Andexanet alfa alone could justify investing in Portola, but Portola is also developing betrixaban, its own factor Xa inhibitor. If ongoing phase 3 trials for betrixaban pan out, then betrixaban's longer half life and potential for fewer drug interactions could allow it to carve out a big chunk of market share down the road, and that could offer even more upside.
Regeneron Pharmaceuticals, Inc. (NASDAQ:REGN) was one of the top-performing biotechs over the last year, up almost 70%. And with its PCSK9 drug Praluent's recent FDA approval, and yet another likely blockbuster speeding toward the FDA, this stock should not only hold its own, but reward investors willing to accept its high-risk profile.
Next up for approval is Regeneron's drug dupilumab, which has the coveted breakthrough designation and could end up the go-to treatment for a wide range of allergic ailments.
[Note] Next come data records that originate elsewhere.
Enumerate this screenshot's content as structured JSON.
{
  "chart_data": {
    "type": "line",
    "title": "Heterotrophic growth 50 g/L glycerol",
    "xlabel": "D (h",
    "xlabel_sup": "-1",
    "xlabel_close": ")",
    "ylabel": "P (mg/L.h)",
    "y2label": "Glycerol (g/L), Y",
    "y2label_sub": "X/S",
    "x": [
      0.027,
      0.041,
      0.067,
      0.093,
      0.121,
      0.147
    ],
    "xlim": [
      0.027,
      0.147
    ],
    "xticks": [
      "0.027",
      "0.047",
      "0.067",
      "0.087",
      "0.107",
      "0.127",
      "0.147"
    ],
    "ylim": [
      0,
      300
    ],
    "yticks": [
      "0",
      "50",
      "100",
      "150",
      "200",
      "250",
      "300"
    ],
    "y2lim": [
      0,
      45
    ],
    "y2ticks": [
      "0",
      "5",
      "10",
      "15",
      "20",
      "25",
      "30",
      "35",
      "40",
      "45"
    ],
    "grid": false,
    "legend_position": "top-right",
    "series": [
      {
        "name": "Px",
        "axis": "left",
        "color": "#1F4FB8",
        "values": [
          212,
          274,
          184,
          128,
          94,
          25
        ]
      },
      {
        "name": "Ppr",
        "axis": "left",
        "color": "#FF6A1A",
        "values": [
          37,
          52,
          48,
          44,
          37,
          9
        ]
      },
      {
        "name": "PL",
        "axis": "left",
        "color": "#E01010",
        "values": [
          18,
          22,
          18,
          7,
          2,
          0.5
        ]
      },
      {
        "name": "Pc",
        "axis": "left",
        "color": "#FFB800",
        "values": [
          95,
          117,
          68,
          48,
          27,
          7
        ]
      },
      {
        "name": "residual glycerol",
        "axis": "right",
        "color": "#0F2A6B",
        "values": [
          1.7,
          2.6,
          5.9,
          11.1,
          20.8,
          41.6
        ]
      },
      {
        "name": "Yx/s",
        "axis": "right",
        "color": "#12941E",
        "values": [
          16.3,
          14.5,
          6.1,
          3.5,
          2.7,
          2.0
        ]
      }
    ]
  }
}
The drug is in pivotal efficacy trials for both eczema and asthma. Assuming nothing goes awry in the clinic and it gets the FDA nod, peak sales could range from $2.5-2.8 billion a year.
On the flip side, Regeneron's P/E metrics are sky high. But the science out of Regeneron has been stellar for quite a long time now, and the company seems poised to move from a one-drug wonder (eye treatment Eylea) to a triple play. As Praluent ramps up, and dupilumab races toward approval, this stock should have multiple catalysts to keep it moving upward.
Threshold's lead drug, evofosfamide (previously known as TH-302), is being studied in 10 different trials across more than a dozen different oncology indications ranging from blood cancer to solid tumors.
What makes evofosfamide so intriguing is its mechanism of action. Unlike traditional cancer drugs that typically focus on the protein signature of cancer cells, evofosfamide is a tumor hypoxia-seeking compound. Often times, tumors outpace blood vessel growth, leaving certain portions of a tumor starved for oxygen, or hypoxic; meanwhile, hypoxia is a rare phenomenon in healthy cells. With evofosfamide targeting these regions of hypoxia, Threshold should be able to concentrate its effect on the tumor with minimal healthy cell loss.
The key study for evofosfamide is its phase 3 MAESTRO study for advanced pancreatic cancer, and secondarily its phase 3 study for soft tissue sarcoma. Both should yield top-line results in 2016. If evofosfamide somehow runs the table on a majority of its studies, the most bullish analysts project peak annual sales of as much as $3 billion.
Now here's the risky part: evofosfamide comprises nearly all of Threshold's current valuation. TH-4000 for non-small cell lung cancer and head and neck squamous cell carcinoma has demonstrated early promise, but likely makes up a considerably smaller component of Threshold's current $310 million valuation. This means if evofosfamide fails in one or both of its phase 3 studies, it could cast serious doubt on the company's remaining studies. Different cancers can react differently to the same medication, but Threshold's future would be very much up in the air if either study missed the mark.
In my opinion this has all-or-nothing appeal. If evofosfamide misses its mark in MAESTRO, its stock could witness substantial pain. On the other hand, success in MAESTRO (and the magnitude of success relative to the placebo) considering the relatively slow advances in treating pancreatic cancer could double or even triple Threshold's valuation.
It's a risky bet without a doubt, but it's a biotech stock investors should be closely monitoring.